The International Whaling Commission (IWC) annual meeting has seen deadlock on its second day over Greenland's plans to expand its Inuit whale hunt.

But proposals from indigenous groups in the US, Caribbean and Russia passed.

Subsistence whaling rights are given to groups with traditional whaling culture and a nutritional need for whale meat.

On the sidelines, Japan met with anti-whaling nations to try to resolve differences over its plan to include humpbacks in its Antarctic hunt.

The plan has caused outrage in Australia and New Zealand, which have healthy whale-watching industries with humpbacks as their star turn.

Species controversy

Subsistence (aboriginal) hunting is a relatively uncontroversial issue, with most governments and activist groups supporting the notion that indigenous peoples should be entitled to catch whales on a not-for-profit basis, despite the 21-year global moratorium on commercial hunting.

Quotas are reviewed every five years, and this meeting is supposed to set allowances for the period 2008-12.

But the West Greenland bid proved unusually controversial. It wanted to increase the number of minke whales taken from 175 to 200, and include 10 humpbacks and 2 bowhead whales for the first time.

Greenland Inuit delegate Amalie Jessen said her people had demonstrated a need for 730 tonnes of whale meat each year rather than the current 450 tonnes.

"We like to see whales alive as well, but we see hunting them as an important part of our cultural life," she said.

Scientists advising the IWC believed there was not enough reliable information available to assess humpback stocks in the target region.

"We can only support a quota that's scientifically based," said Netherlands commissioner Giuseppe Raaphorst.

"On the scientific basis and the precautionary principle, we cannot accept this proposal."

But with pro-whaling nations amassing behind the Greenland bid, a decision was deferred.

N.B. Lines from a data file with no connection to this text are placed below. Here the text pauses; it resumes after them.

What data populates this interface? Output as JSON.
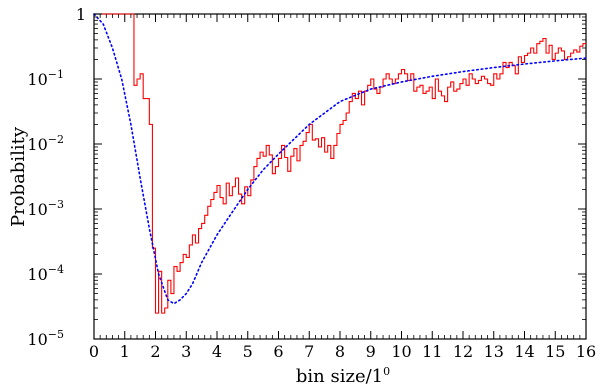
{
  "chart_data": {
    "type": "line",
    "xlabel": "bin size/1",
    "xlabel_superscript": "0",
    "ylabel": "Probability",
    "xlim": [
      0,
      16
    ],
    "ylim": [
      1e-05,
      1
    ],
    "yscale": "log",
    "grid": false,
    "legend": "none",
    "x_ticks": [
      "0",
      "1",
      "2",
      "3",
      "4",
      "5",
      "6",
      "7",
      "8",
      "9",
      "10",
      "11",
      "12",
      "13",
      "14",
      "15",
      "16"
    ],
    "y_ticks": [
      {
        "value": 1,
        "label": "1"
      },
      {
        "value": 0.1,
        "label": "10",
        "exponent": "−1"
      },
      {
        "value": 0.01,
        "label": "10",
        "exponent": "−2"
      },
      {
        "value": 0.001,
        "label": "10",
        "exponent": "−3"
      },
      {
        "value": 0.0001,
        "label": "10",
        "exponent": "−4"
      },
      {
        "value": 1e-05,
        "label": "10",
        "exponent": "−5"
      }
    ],
    "series": [
      {
        "style": "histogram",
        "color": "#ff0000",
        "x": [
          0.0,
          1.3,
          1.4,
          1.5,
          1.6,
          1.7,
          1.8,
          1.9,
          2.0,
          2.1,
          2.2,
          2.3,
          2.4,
          2.5,
          2.6,
          2.7,
          2.8,
          2.9,
          3.0,
          3.1,
          3.2,
          3.3,
          3.4,
          3.5,
          3.6,
          3.7,
          3.8,
          3.9,
          4.0,
          4.1,
          4.2,
          4.3,
          4.4,
          4.5,
          4.6,
          4.7,
          4.8,
          4.9,
          5.0,
          5.1,
          5.2,
          5.3,
          5.4,
          5.5,
          5.6,
          5.7,
          5.8,
          5.9,
          6.0,
          6.1,
          6.2,
          6.3,
          6.4,
          6.5,
          6.6,
          6.7,
          6.8,
          6.9,
          7.0,
          7.1,
          7.2,
          7.3,
          7.4,
          7.5,
          7.6,
          7.7,
          7.8,
          7.9,
          8.0,
          8.1,
          8.2,
          8.3,
          8.4,
          8.5,
          8.6,
          8.7,
          8.8,
          8.9,
          9.0,
          9.1,
          9.2,
          9.3,
          9.4,
          9.5,
          9.6,
          9.7,
          9.8,
          9.9,
          10.0,
          10.1,
          10.2,
          10.3,
          10.4,
          10.5,
          10.6,
          10.7,
          10.8,
          10.9,
          11.0,
          11.1,
          11.2,
          11.3,
          11.4,
          11.5,
          11.6,
          11.7,
          11.8,
          11.9,
          12.0,
          12.1,
          12.2,
          12.3,
          12.4,
          12.5,
          12.6,
          12.7,
          12.8,
          12.9,
          13.0,
          13.1,
          13.2,
          13.3,
          13.4,
          13.5,
          13.6,
          13.7,
          13.8,
          13.9,
          14.0,
          14.1,
          14.2,
          14.3,
          14.4,
          14.5,
          14.6,
          14.7,
          14.8,
          14.9,
          15.0,
          15.1,
          15.2,
          15.3,
          15.4,
          15.5,
          15.6,
          15.7,
          15.8,
          15.9,
          16.0
        ],
        "y": [
          1,
          0.08,
          0.1,
          0.12,
          0.05,
          0.05,
          0.02,
          0.00025,
          2.5e-05,
          0.00011,
          2.5e-05,
          3e-05,
          8e-05,
          5e-05,
          0.00013,
          0.00011,
          0.00015,
          0.0002,
          0.00018,
          0.00028,
          0.0004,
          0.0003,
          0.0005,
          0.0006,
          0.0008,
          0.0011,
          0.0014,
          0.0018,
          0.0023,
          0.0015,
          0.0012,
          0.0025,
          0.0016,
          0.0022,
          0.003,
          0.0017,
          0.0012,
          0.0022,
          0.0016,
          0.0028,
          0.0045,
          0.006,
          0.0075,
          0.0065,
          0.0095,
          0.0068,
          0.0035,
          0.0045,
          0.006,
          0.0095,
          0.0062,
          0.0038,
          0.0065,
          0.0085,
          0.0055,
          0.0095,
          0.011,
          0.015,
          0.02,
          0.0115,
          0.012,
          0.009,
          0.0125,
          0.0075,
          0.0095,
          0.006,
          0.0095,
          0.0145,
          0.02,
          0.023,
          0.03,
          0.045,
          0.06,
          0.05,
          0.065,
          0.04,
          0.065,
          0.08,
          0.1,
          0.07,
          0.06,
          0.075,
          0.1,
          0.12,
          0.1,
          0.085,
          0.1,
          0.12,
          0.14,
          0.12,
          0.095,
          0.12,
          0.065,
          0.075,
          0.08,
          0.06,
          0.065,
          0.075,
          0.05,
          0.1,
          0.065,
          0.055,
          0.045,
          0.075,
          0.09,
          0.065,
          0.07,
          0.085,
          0.1,
          0.08,
          0.12,
          0.1,
          0.085,
          0.095,
          0.11,
          0.1,
          0.085,
          0.08,
          0.12,
          0.1,
          0.12,
          0.18,
          0.15,
          0.18,
          0.16,
          0.12,
          0.22,
          0.18,
          0.23,
          0.25,
          0.3,
          0.25,
          0.35,
          0.38,
          0.42,
          0.25,
          0.33,
          0.2,
          0.25,
          0.3,
          0.27,
          0.2,
          0.22,
          0.25,
          0.28,
          0.26,
          0.32,
          0.35,
          0.35
        ]
      },
      {
        "style": "dotted",
        "color": "#0000ff",
        "x": [
          0.0,
          0.3,
          0.6,
          0.9,
          1.2,
          1.5,
          1.8,
          2.1,
          2.4,
          2.6,
          2.8,
          3.0,
          3.2,
          3.5,
          4.0,
          4.5,
          5.0,
          5.5,
          6.0,
          7.0,
          8.0,
          9.0,
          10.0,
          11.0,
          12.0,
          13.0,
          14.0,
          15.0,
          16.0
        ],
        "y": [
          1,
          0.7,
          0.3,
          0.1,
          0.02,
          0.003,
          0.0005,
          0.0001,
          4e-05,
          3.5e-05,
          4e-05,
          5e-05,
          7e-05,
          0.00015,
          0.0004,
          0.0009,
          0.002,
          0.004,
          0.007,
          0.02,
          0.045,
          0.07,
          0.09,
          0.11,
          0.13,
          0.15,
          0.17,
          0.19,
          0.21
        ]
      }
    ]
  }
}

The other bids, from the Chukchi of north-eastern Russia, Alaskan Eskimos, the Makah tribe of Washington State in the US, and the Beqians of St Vincent and the Grenadines, involved maintaining existing quotas, and passed without problem.

Talks about talks

The fiercest row currently concerns Japan's plan to add 50 humpback whales to its annual Antarctic hunt, which it conducts in the name of scientific research.

Before the meeting started, Japan offered to consider abandoning the humpback element if the anti-whaling bloc could consider its request to allow limited commercial hunting by four coastal communities.

The offer was dismissed instantly; but Japanese commissioners met informally with ministers from anti-whaling countries Australia, the UK and New Zealand in an attempt to find a way forward.

After the session, New Zealand's conservation minister Chris Carter told BBC News that they had agreed to continue talking, with the future of the IWC one item on which it might be possible to find common ground.

However, he said, the Japanese coastal whaling proposal would not be endorsed, while his government's opposition to the humpback hunt remained as implacable as ever.

Japanese delegates declined to comment.